Hidup dan mati memiliki landasannya masing-masing. Makhluk yang ada di dunia ini dapat hidup atau mati berkaitan dengan tujuan yang ditentukan. Tidak hanya manusia yang memiliki tujuan hidup. Namun hewan juga memiliki tujuan hidupnya. Seperti halnya simbiosis mutualisme, hubungan manusia dan hewan juga demikian. Hewan dapat memantu manusia mencapai tujuan hidupnya. Begitu juga manusia yang dapat membantu hewan untuk mencapai tujuan hidupnya. Menurut Hindu, jika hewan menjadi bagian dari persembahan yang dilakukan oleh manusia maka dikehidupan berikutnya ia dapat menjelma sebagai manusia. Secara tersirat itulah tujuan dari hidup hewan.


Salah satu contoh pelaksanaan upacara keagamaan dalam agama Hindu yang dapat mencapai tujuan hidup hewan adalah mebayuh oton. Nemun perlu diketahui bahwa tidak semua hewan dapat digunakan dalam upacara ini. Salah satu hewan tersebut adalah babi. 


Babi pada upacara ini disembelih dengan cara pada umumnya. Yang berbeda yaitu sebelum menyembelih orang yang menyembelih akan mengucapkan kalimat "cai-cai buron jegeg/bagus, mangkin cai aturang titiang anggo Yadnya. Dumadak karma cai becik lan mumadi dadi manusa". Kalimat ini diucapkan oleh Made Bebeng pada saat persiapan upacara bayuh oton keponakannya. Pada saat itu saya mengamati babi tersebut mengeluarkan air mata dan menjerit kesakitan. Tangis tersebut dapat diumpakan seorang anggota keluarga yang meninggalkan keluarganya untuk menjadi bagian dari persembahan. Namun tangisan tersebut bisa jadi adalah tangisan bahagia karena hewan yang dijadikan persembahan akan " Numadi" atau menjelma menjadi manusia. 


Dalam kaitannya dengan upacara bayuh oton. Babi berfungsi sebagai pelengkap dalam upacara ini. Dimana upacara bayuh oton ini dipercaya dapat membantu menentralisir penyakit bawaan yang dimiliki oleh seseorang dari lahir. 


Fenomena tersebut merupakan salah satu kepercayaan umat Hindu yang hingga saat ini masih berkembang dan sakral di masyarakat.
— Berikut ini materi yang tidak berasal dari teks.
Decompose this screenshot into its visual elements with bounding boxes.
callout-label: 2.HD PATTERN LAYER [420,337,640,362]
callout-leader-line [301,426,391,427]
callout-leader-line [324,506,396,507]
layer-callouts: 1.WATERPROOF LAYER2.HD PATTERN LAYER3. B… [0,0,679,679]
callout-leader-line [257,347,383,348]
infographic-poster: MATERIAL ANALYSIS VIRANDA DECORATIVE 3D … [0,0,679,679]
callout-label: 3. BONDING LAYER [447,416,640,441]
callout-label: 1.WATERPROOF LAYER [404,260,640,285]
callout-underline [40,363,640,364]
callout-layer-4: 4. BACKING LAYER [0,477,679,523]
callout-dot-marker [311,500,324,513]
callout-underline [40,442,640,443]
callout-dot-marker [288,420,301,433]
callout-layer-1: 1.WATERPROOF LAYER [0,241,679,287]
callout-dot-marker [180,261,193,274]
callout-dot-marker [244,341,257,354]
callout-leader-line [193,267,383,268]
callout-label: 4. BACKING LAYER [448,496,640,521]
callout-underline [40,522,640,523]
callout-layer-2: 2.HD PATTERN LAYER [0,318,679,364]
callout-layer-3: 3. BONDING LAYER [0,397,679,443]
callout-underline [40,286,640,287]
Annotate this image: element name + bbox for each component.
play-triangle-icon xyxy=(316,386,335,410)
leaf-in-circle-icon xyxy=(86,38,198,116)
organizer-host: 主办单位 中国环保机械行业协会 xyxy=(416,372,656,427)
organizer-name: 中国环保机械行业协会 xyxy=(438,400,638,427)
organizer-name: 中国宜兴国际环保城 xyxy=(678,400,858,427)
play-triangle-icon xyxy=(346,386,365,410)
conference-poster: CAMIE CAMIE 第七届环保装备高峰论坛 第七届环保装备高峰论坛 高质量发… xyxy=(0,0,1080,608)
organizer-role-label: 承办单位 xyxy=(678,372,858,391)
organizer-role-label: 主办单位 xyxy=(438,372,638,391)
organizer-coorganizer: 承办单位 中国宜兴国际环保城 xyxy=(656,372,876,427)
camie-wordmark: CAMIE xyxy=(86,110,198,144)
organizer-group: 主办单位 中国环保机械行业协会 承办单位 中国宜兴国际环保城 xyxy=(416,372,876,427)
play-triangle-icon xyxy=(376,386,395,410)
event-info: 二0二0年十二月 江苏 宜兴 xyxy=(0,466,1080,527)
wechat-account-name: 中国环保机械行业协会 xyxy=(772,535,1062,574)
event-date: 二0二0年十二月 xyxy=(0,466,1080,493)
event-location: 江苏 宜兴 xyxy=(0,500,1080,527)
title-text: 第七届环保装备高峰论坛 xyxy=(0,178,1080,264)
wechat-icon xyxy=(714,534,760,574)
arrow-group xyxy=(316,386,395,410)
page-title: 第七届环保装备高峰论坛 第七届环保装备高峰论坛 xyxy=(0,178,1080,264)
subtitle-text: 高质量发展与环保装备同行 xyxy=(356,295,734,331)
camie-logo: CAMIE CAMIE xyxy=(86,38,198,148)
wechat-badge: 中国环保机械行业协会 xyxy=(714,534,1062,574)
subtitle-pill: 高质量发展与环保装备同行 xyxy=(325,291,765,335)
Hal tersebut karena dalam kitab Smerti Manawa Dharmasastra (III. 69) dinyatakan sebagai berikut, “Tasam kramena sawasam niskrtyasham 

maharsibhih,

 Panca klrpa mahayajñah pratyaham 

grhamadhinam”. Artinya

 untuk menebus dosa yang ditimbulkan oleh pemakaian kelima alat itu para Maha Rsi telah mengadakan untuk para kepala keluarga agar setiap harinya melakukan Panca Yajña (Pudja, 1995: 151). Dari kutipan tersebut dapat dimaknai bahwa dengan melaksanakan Yadnya kita dapat memperoleh kebahagiaan, salah satunya dengan melaksanakan upacara mebayuh oton. Dimana di dalam pelaksanaannya babi berperan sebagai kesuksesan upacara ini. Sehingga, babi dianggap sebagai salah satu hewan yang dapat mencapai tujuan hidup manusia. Disisi lain babi juga dapat mencapai apa yang diinginkan yaitu Numadi.